How to make CAPTCHAs that avoid this problem? You can't! Use Humans to create unique CAPTCHA questions, and an attack can use any numbers of methods based on discovering a finite collection of 'questions'. Crowd-source an approach to the questions, and the known statistics of the psychology of crowd responses eliminates the useful Human dimension.
Some people hope that CAPTCHA creation can be ultimately made analogous to the non-symmetric nature of strong encryption methods, but this is a mathematical fallacy. The issue is this- 'common sense' suggests to most of us that an image, obviously to a Human, but incredibly hard for a computer vision algorithm to identify, must be easily creatable by sufficient computer power. But 'common sense' ignores the reality of the problem.
The Human vision system, when processing something useful for the CAPTCHA system (usually text) works in a VERY trivial way. Semantic thinking, the impossible part of Human thinking to replicate on a computer, plays no part in such a CAPTCHA. To solve such a CAPTCHA, a computer does NOT have to consider Human thought or perception, simply the pattern processing 'hardware' in the Human eye, and the nerves and brain function immediately connected to the eye. All the 'clever' visual jiggery-pokery to 'hide' the text from the computer 'solver' fails, because WE strip it out with very simple visual 'hardware', hardware a modern computer can very easily replicate.
The best a CAPTCHA system can try to do is "security through obscurity"- in other words constantly change the form of the CAPTCHA, so although it is easily breakable, the software to break it is always one generation behind the software producing it.
Why shouldn't a CAPTCHA company have HUMANS producing new CAPTCHA systems ever hour, so the 'crackers' are always out-of-date? The significance of the work of the company named in the article is the claim that even this approach would have limited success, because the 'solving' simply gets to the root of how Human vision systems strip out the obscuring 'noise'. But then, the CAPTCHA companies, with their hourly Human coded permutations of the 'noise' system could simply include varying screen 'patterns' that instruct the user as to the 'order' of the letters/numerals.

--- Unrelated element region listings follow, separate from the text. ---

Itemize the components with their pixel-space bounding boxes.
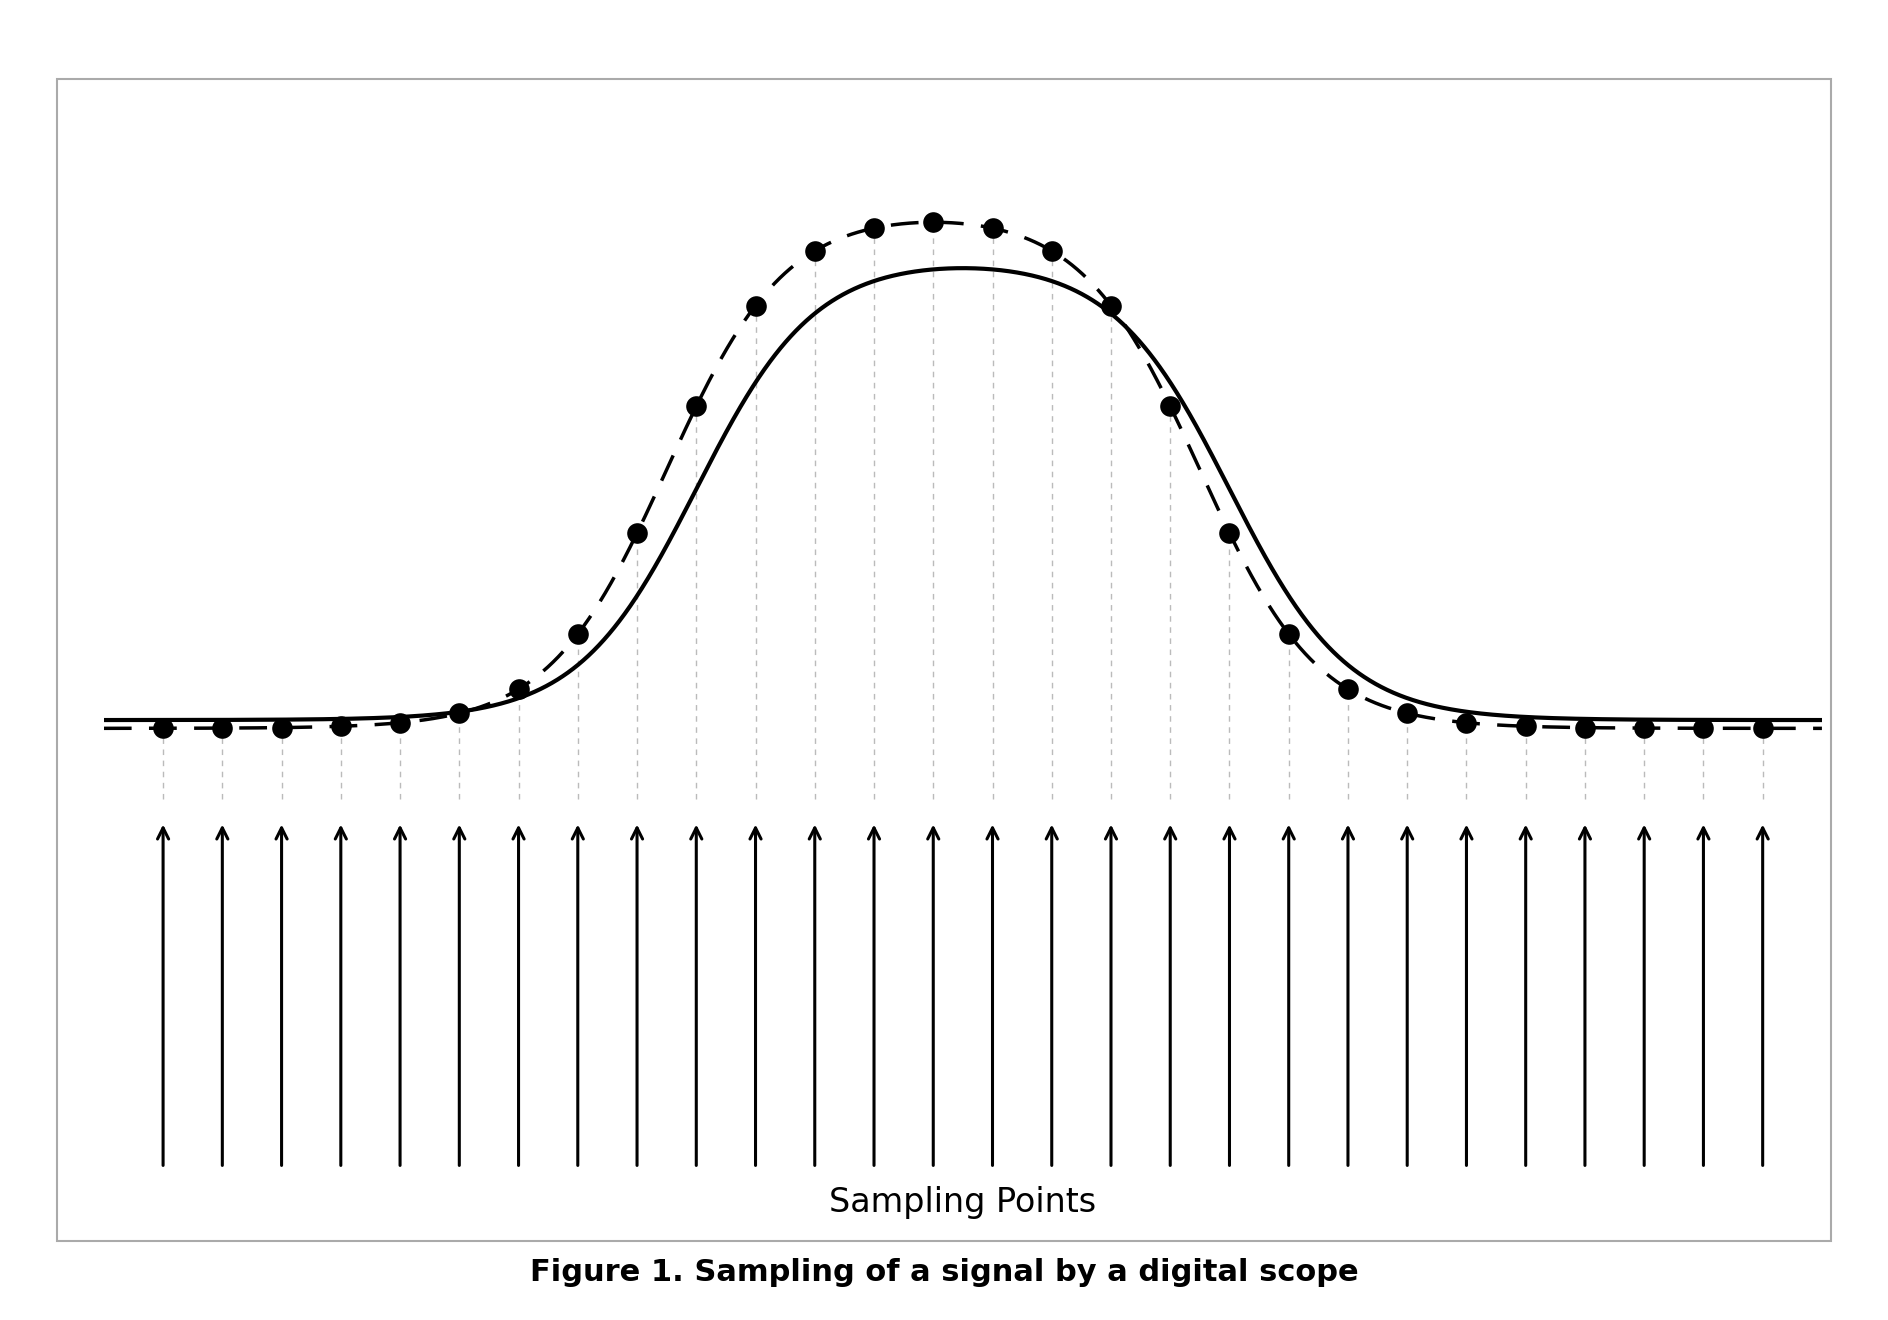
Point: [740, 294, 770, 315]
Point: [147, 718, 177, 739]
Point: [1333, 678, 1363, 700]
Point: [978, 218, 1008, 239]
Point: [1688, 718, 1718, 739]
Point: [1037, 240, 1067, 261]
Point: [1748, 718, 1778, 739]
Point: [859, 218, 889, 239]
Point: [563, 623, 593, 644]
Point: [1569, 717, 1599, 738]
Point: [1452, 711, 1482, 733]
Text: Sampling Points: Sampling Points: [829, 1185, 1097, 1220]
Point: [1214, 523, 1244, 544]
Point: [1510, 715, 1541, 737]
Point: [385, 711, 415, 733]
Point: [327, 715, 357, 737]
Text: Figure 1. Sampling of a signal by a digital scope: Figure 1. Sampling of a signal by a digi…: [531, 1258, 1357, 1287]
Point: [1274, 623, 1305, 644]
Point: [208, 718, 238, 739]
Point: [504, 678, 534, 700]
Point: [266, 717, 296, 738]
Point: [1095, 294, 1125, 315]
Point: [682, 396, 712, 417]
Point: [444, 702, 474, 723]
Point: [1391, 702, 1422, 723]
Point: [801, 240, 831, 261]
Point: [1629, 718, 1660, 739]
Point: [918, 211, 948, 232]
Point: [621, 523, 651, 544]
Point: [1155, 396, 1186, 417]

The trick is creating an ever changing HUMAN dimension for the display of the CAPTCHA data that the crackers have to learn, and code into their solver system- to keep the 'crackers' constantly one step behind. Dumb linear text, no matter how crapped up with 'noise', will easily fall to a perfected, once-and-for-all, machine method.
There's a new system on the way called BORE - Back Orifice Recognition Engine. They claim no two are alike. A seat is included with the system.

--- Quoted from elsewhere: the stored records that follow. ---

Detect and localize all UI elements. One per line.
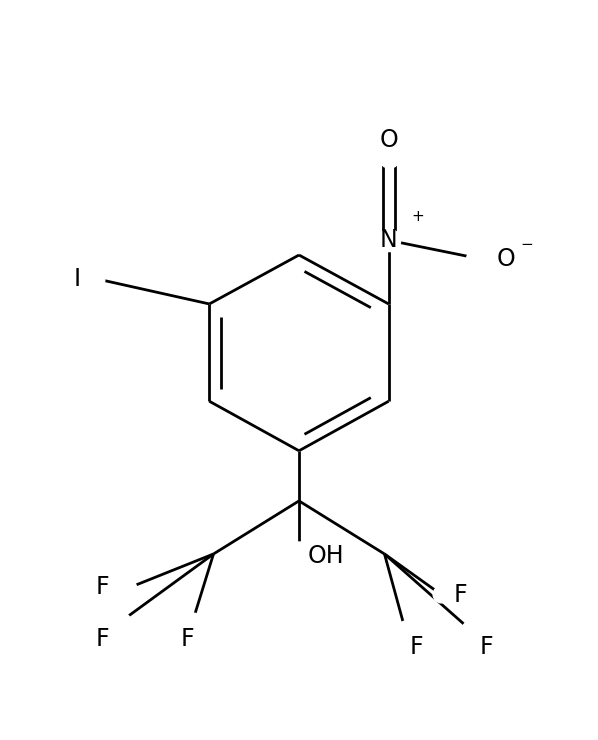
Text: F: F	[453, 583, 467, 608]
Text: O: O	[496, 247, 515, 271]
Text: F: F	[480, 636, 493, 659]
Text: OH: OH	[308, 544, 344, 568]
Text: F: F	[96, 627, 109, 650]
Text: O: O	[379, 128, 398, 152]
Text: +: +	[411, 209, 424, 223]
Text: F: F	[96, 575, 109, 599]
Text: N: N	[380, 228, 398, 252]
Text: F: F	[180, 627, 194, 650]
Text: −: −	[521, 237, 533, 252]
Text: I: I	[74, 266, 81, 291]
Text: F: F	[410, 636, 424, 659]
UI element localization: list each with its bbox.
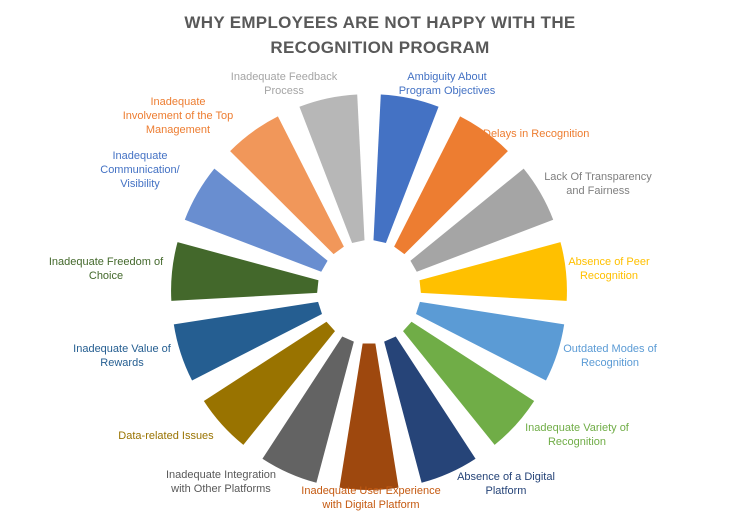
slice-label-14-line-2: Involvement of the Top (123, 110, 233, 122)
slice-label-8: Inadequate User Experience with Digital P… (301, 485, 440, 511)
slice-label-13-line-1: Inadequate (112, 150, 167, 162)
slice-label-12-line-2: Choice (89, 270, 123, 282)
labels-group: Ambiguity About Program Objectives Delays … (49, 71, 658, 511)
slice-label-9-line-2: with Other Platforms (170, 483, 271, 495)
slice-label-5: Outdated Modes of Recognition (563, 343, 658, 369)
slice-label-11: Inadequate Value of Rewards (73, 343, 172, 369)
slice-label-14: Inadequate Involvement of the Top Manageme… (123, 96, 233, 136)
slice-label-10-line-1: Data-related Issues (118, 430, 214, 442)
pie-slice-11 (173, 301, 322, 381)
slice-label-1-line-2: Program Objectives (399, 85, 496, 97)
slice-label-4: Absence of Peer Recognition (568, 256, 650, 282)
pie-slice-13 (184, 168, 328, 272)
slice-label-15: Inadequate Feedback Process (231, 71, 338, 97)
slice-label-3-line-1: Lack Of Transparency (544, 171, 652, 183)
pie-slice-15 (299, 94, 365, 243)
slice-label-2: Delays in Recognition (483, 128, 589, 140)
slice-label-13-line-3: Visibility (120, 178, 160, 190)
slice-label-6-line-1: Inadequate Variety of (525, 422, 630, 434)
pie-slice-9 (262, 336, 354, 483)
pie-slice-4 (419, 242, 567, 301)
chart-title-line-2: RECOGNITION PROGRAM (270, 38, 490, 57)
slice-label-14-line-3: Management (146, 124, 210, 136)
slice-label-6-line-2: Recognition (548, 436, 606, 448)
slice-label-6: Inadequate Variety of Recognition (525, 422, 630, 448)
pie-slice-10 (203, 321, 335, 445)
slice-label-10: Data-related Issues (118, 430, 214, 442)
pie-slice-14 (230, 116, 344, 255)
slice-label-4-line-2: Recognition (580, 270, 638, 282)
slice-label-7: Absence of a Digital Platform (457, 471, 555, 497)
pie-slice-6 (403, 321, 535, 445)
slice-label-7-line-2: Platform (486, 485, 527, 497)
pie-slice-7 (384, 336, 476, 483)
slice-label-9-line-1: Inadequate Integration (166, 469, 276, 481)
slice-label-4-line-1: Absence of Peer (568, 256, 650, 268)
slice-label-13-line-2: Communication/ (100, 164, 180, 176)
chart-title-line-1: WHY EMPLOYEES ARE NOT HAPPY WITH THE (184, 13, 576, 32)
pie-slice-5 (416, 301, 565, 381)
slice-label-12-line-1: Inadequate Freedom of (49, 256, 164, 268)
pie-slice-3 (410, 168, 554, 272)
slice-label-14-line-1: Inadequate (150, 96, 205, 108)
slice-label-12: Inadequate Freedom of Choice (49, 256, 164, 282)
chart-title: WHY EMPLOYEES ARE NOT HAPPY WITH THE REC… (100, 10, 660, 60)
slice-label-15-line-1: Inadequate Feedback (231, 71, 338, 83)
pie-slice-1 (373, 94, 439, 243)
slice-label-1: Ambiguity About Program Objectives (399, 71, 496, 97)
slice-label-9: Inadequate Integration with Other Platfor… (166, 469, 276, 495)
pie-slice-8 (339, 343, 399, 490)
slice-label-1-line-1: Ambiguity About (407, 71, 487, 83)
slice-label-11-line-2: Rewards (100, 357, 144, 369)
slices-group (171, 94, 567, 490)
pie-slice-2 (394, 116, 508, 255)
slice-label-5-line-1: Outdated Modes of (563, 343, 658, 355)
slice-label-5-line-2: Recognition (581, 357, 639, 369)
pie-slice-12 (171, 242, 319, 301)
slice-label-8-line-2: with Digital Platform (321, 499, 419, 511)
slice-label-15-line-2: Process (264, 85, 304, 97)
slice-label-7-line-1: Absence of a Digital (457, 471, 555, 483)
slice-label-8-line-1: Inadequate User Experience (301, 485, 440, 497)
slice-label-3-line-2: and Fairness (566, 185, 630, 197)
slice-label-2-line-1: Delays in Recognition (483, 128, 589, 140)
slice-label-11-line-1: Inadequate Value of (73, 343, 172, 355)
slice-label-13: Inadequate Communication/Visibility (100, 150, 180, 190)
slice-label-3: Lack Of Transparency and Fairness (544, 171, 652, 197)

Eternity: will that be smoking, or non-smoking? I Corinthians 6:9-10
Spammers, and bots seem to have broken it sometime ago, is this something new?
If you think about it.. what we are asking is... show us something you can do that a computer cant do..through a computer. Mildly mind boggling logic puzzle there.
Captcha is worse than the problem it's supposed to fix.
Recaptcha from google has been broken for awhile. I had it implemented on my site and got about a dozen spam sign-ups a day.
The moment I switched to a local "mycaptcha", which should have been easier to OCR, they stopped dead.
As if my website (http://asecretspot.com) didn't get enough spam as it was, now bots will be able to solve captcha!? I'm doomed.